Wien – "domain.sucks" – werden sich viele Marketingverantwortliche gerade denken. Wie mit der neuen Top-Level-Domain .sucks umzugehen ist, müssen sich Unternehmen und Celebritys jetzt überlegen. Die Vielfalt an neuen Top-Level-Domains (TLD) hat in der jüngeren Vergangenheit schon unzählige Fragen aufgeworfen, etwa ob Inhaber von .com- oder .at-Domains zusätzlich noch etwa .porn- oder .adult-TLDs registrieren sollen. Die beiden Letztgenannten befinden sich gerade in der Einführungsphase. Während es diesbezüglich aber bereits Erfahrungen mit der – ebenfalls relativ neuen – .xxx-TLD gibt, sieht die Sache bei .sucks anders aus:

"sucks" bedeutet im Englischen höflich ausgedrückt so viel wie "ist Mist". "Something/someone sucks" soll im angloamerikanischen Sprachraum aber abseits der zitierten direkten Übersetzung mitunter auch als abgeschwächter Ausdruck von allgemeiner Kritik und Unzufriedenheit verwendet werden. So will jedenfalls der zuständige Registrar Vox Populi Registry Ltd die neue .sucks-TLD verstanden wissen. Vordergründig soll sich das neue TLD-Angebot daher an Seitenbetreiber richten, die sich Kritik, Meinungsfreiheit oder Verbraucherschutz auf die Fahnen heften. Aber auch (Social-)Marketing-Strategen sollen die neuen .sucks-TLDs einsetzen.

2499 Dollar Gebühr

Während der sogenannten Sunrise-Periode, in der Markeninhaber bei der TLD-Registrierung bevorzugt werden, kostet die Registrierungsgebühr satte 2499 US-Dollar. Das ist zehnmal mehr als üblich und legt einen Verdacht nahe: Abzocke, vor allem von Unternehmen, die ihre Marke(n) vor der fremdgesteuerten "Schande" einer "marke".sucks-Domain bewahren wollen, bevor andere – wie Domain-Grabber oder Konkurrenten – damit Schindluder treiben können.

Ob die vom Registrar herangezogene Meinungsäußerungsfreiheit eine Rechtfertigung bietet, wird sich in den USA noch zeigen müssen, in Kontinentaleuropa kann sie nicht genügen: In Österreich ist die Rechtsprechung zwar recht großzügig, was die hiesige Fremdsprachenkenntnis betrifft. Gerade englischen Begriffen wird häufig unterstellt, dass sie von Herrn und Frau Österreicher verstanden werden.

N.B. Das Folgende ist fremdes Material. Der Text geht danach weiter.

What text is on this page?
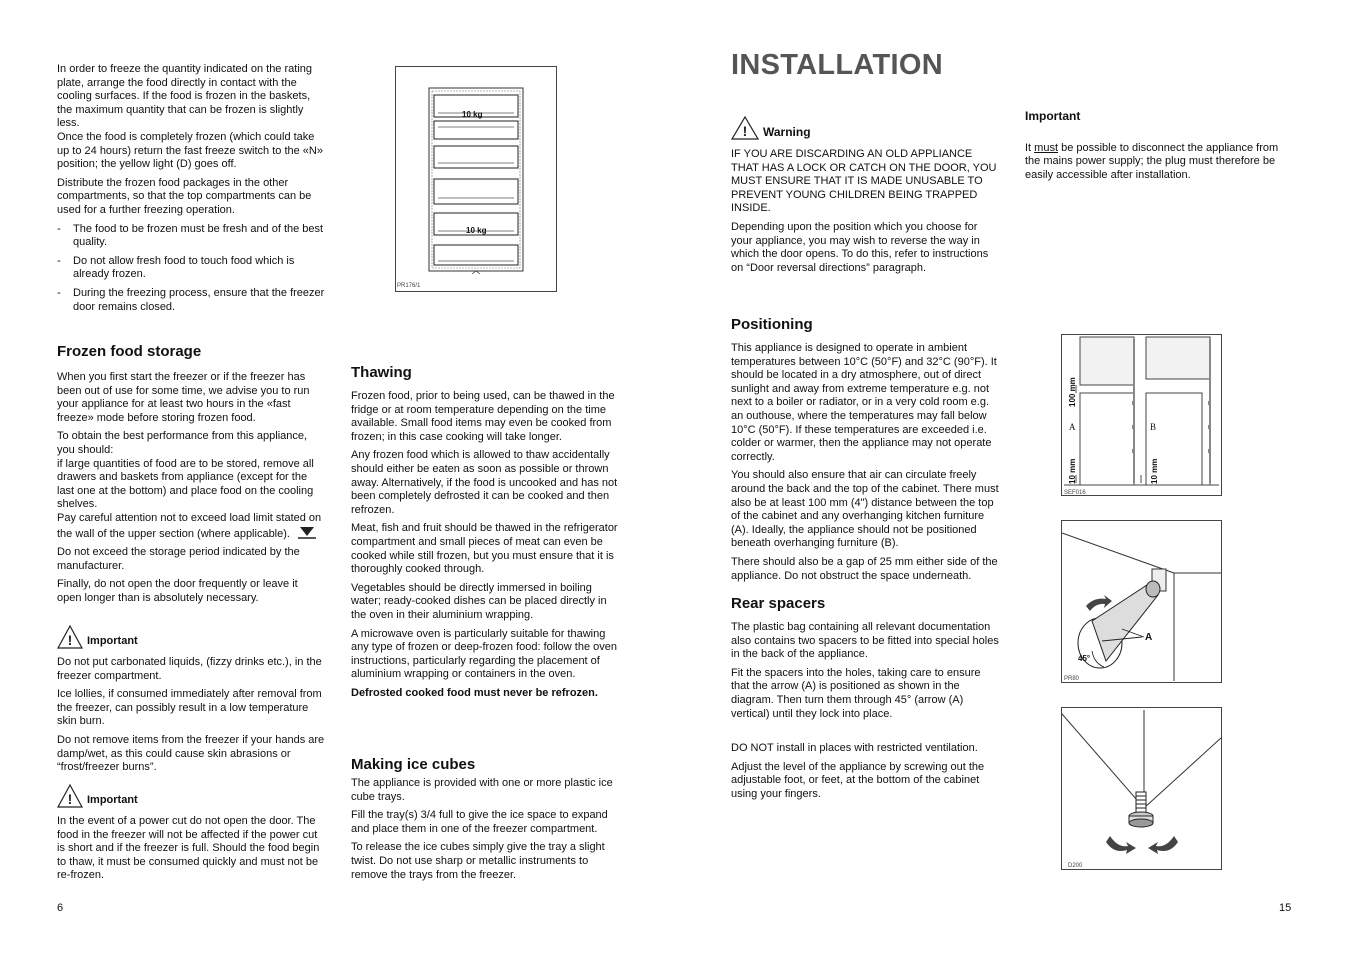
In order to freeze the quantity indicated on the rating plate, arrange the food directly in contact with the cooling surfaces. If the food is frozen in the baskets, the maximum quantity that can be frozen is slightly less.

Once the food is completely frozen (which could take up to 24 hours) return the fast freeze switch to the «N» position; the yellow light (D) goes off.

Distribute the frozen food packages in the other compartments, so that the top compartments can be used for a further freezing operation.

-	The food to be frozen must be fresh and of the best quality.
-	Do not allow fresh food to touch food which is already frozen.
-	During the freezing process, ensure that the freezer door remains closed.
10 kg
10 kg
PR176/1
Frozen food storage

When you first start the freezer or if the freezer has been out of use for some time, we advise you to run your appliance for at least two hours in the «fast freeze» mode before storing frozen food.

To obtain the best performance from this appliance, you should:
if large quantities of food are to be stored, remove all drawers and baskets from appliance (except for the last one at the bottom) and place food on the cooling shelves.

Pay careful attention not to exceed load limit stated on the wall of the upper section (where applicable).

Do not exceed the storage period indicated by the manufacturer.

Finally, do not open the door frequently or leave it open longer than is absolutely necessary.

! Important

Do not put carbonated liquids, (fizzy drinks etc.), in the freezer compartment.

Ice lollies, if consumed immediately after removal from the freezer, can possibly result in a low temperature skin burn.

Do not remove items from the freezer if your hands are damp/wet, as this could cause skin abrasions or “frost/freezer burns”.

! Important

In the event of a power cut do not open the door. The food in the freezer will not be affected if the power cut is short and if the freezer is full. Should the food begin to thaw, it must be consumed quickly and must not be re-frozen.

Thawing

Frozen food, prior to being used, can be thawed in the fridge or at room temperature depending on the time available. Small food items may even be cooked from frozen; in this case cooking will take longer.

Any frozen food which is allowed to thaw accidentally should either be eaten as soon as possible or thrown away. Alternatively, if the food is uncooked and has not been completely defrosted it can be cooked and then refrozen.

Meat, fish and fruit should be thawed in the refrigerator compartment and small pieces of meat can even be cooked while still frozen, but you must ensure that it is thoroughly cooked through.

Vegetables should be directly immersed in boiling water; ready-cooked dishes can be placed directly in the oven in their aluminium wrapping.

A microwave oven is particularly suitable for thawing any type of frozen or deep-frozen food: follow the oven instructions, particularly regarding the placement of aluminium wrapping or containers in the oven.

Defrosted cooked food must never be refrozen.

Making ice cubes

The appliance is provided with one or more plastic ice cube trays.

Fill the tray(s) 3/4 full to give the ice space to expand and place them in one of the freezer compartment.

To release the ice cubes simply give the tray a slight twist. Do not use sharp or metallic instruments to remove the trays from the freezer.

6
INSTALLATION
! Warning

IF YOU ARE DISCARDING AN OLD APPLIANCE THAT HAS A LOCK OR CATCH ON THE DOOR, YOU MUST ENSURE THAT IT IS MADE UNUSABLE TO PREVENT YOUNG CHILDREN BEING TRAPPED INSIDE.

Depending upon the position which you choose for your appliance, you may wish to reverse the way in which the door opens. To do this, refer to instructions on “Door reversal directions” paragraph.

Important

It must be possible to disconnect the appliance from the mains power supply; the plug must therefore be easily accessible after installation.

Positioning

This appliance is designed to operate in ambient temperatures between 10°C (50°F) and 32°C (90°F). It should be located in a dry atmosphere, out of direct sunlight and away from extreme temperature e.g. not next to a boiler or radiator, or in a very cold room e.g. an outhouse, where the temperatures may fall below 10°C (50°F). If these temperatures are exceeded i.e. colder or warmer, then the appliance may not operate correctly.

You should also ensure that air can circulate freely around the back and the top of the cabinet. There must also be at least 100 mm (4") distance between the top of the cabinet and any overhanging kitchen furniture (A). Ideally, the appliance should not be positioned beneath overhanging furniture (B).

There should also be a gap of 25 mm either side of the appliance. Do not obstruct the space underneath.

Rear spacers

The plastic bag containing all relevant documentation also contains two spacers to be fitted into special holes in the back of the appliance.

Fit the spacers into the holes, taking care to ensure that the arrow (A) is positioned as shown in the diagram. Then turn them through 45° (arrow (A) vertical) until they lock into place.

DO NOT install in places with restricted ventilation.

Adjust the level of the appliance by screwing out the adjustable foot, or feet, at the bottom of the cabinet using your fingers.

100 mm
10 mm	10 mm
A	B
SEF016
A
45°
PR80
D200
15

Das mag auch auf "sucks" zutreffen, allerdings nur für die wörtliche Übersetzung "ist Mist" und nicht für übertragene Sinnbedeutungen, die einer allfälligen inflationären Verwendung in den USA entspringen und noch dazu komplizierte Gedankenoperationen erfordern.

Aus österreichischer Sicht kann die Verwendung von .sucks-TLDs daher nur herabsetzend, kreditschädigend oder ehrenbeleidigend sein. Dennoch ist zu hinterfragen, warum gerade die Internet Corporation for Assigned Names and Numbers (kurz ICANN), welche die Lizenzen für TLDs vergibt, weder von den Regierungen noch von den einschlägigen Interessenvertretungen im Zaum gehalten werden kann.

Inakzeptable Belastung

Die "lizenzierte" Abzocke von Unternehmen, Markeninhabern und Celebritys durch immer neue TLDs zieht eine inakzeptable Belastung nach sich. Es bleibt ja nicht bei einer Domain, die potenzielle "Opfer" nur deshalb registrieren müssen, um Rufschädigungen zu vermeiden. Die Förderung von unlauterem Wettbewerb durch neue TLDs wurde noch nie so deutlich wie bei .sucks.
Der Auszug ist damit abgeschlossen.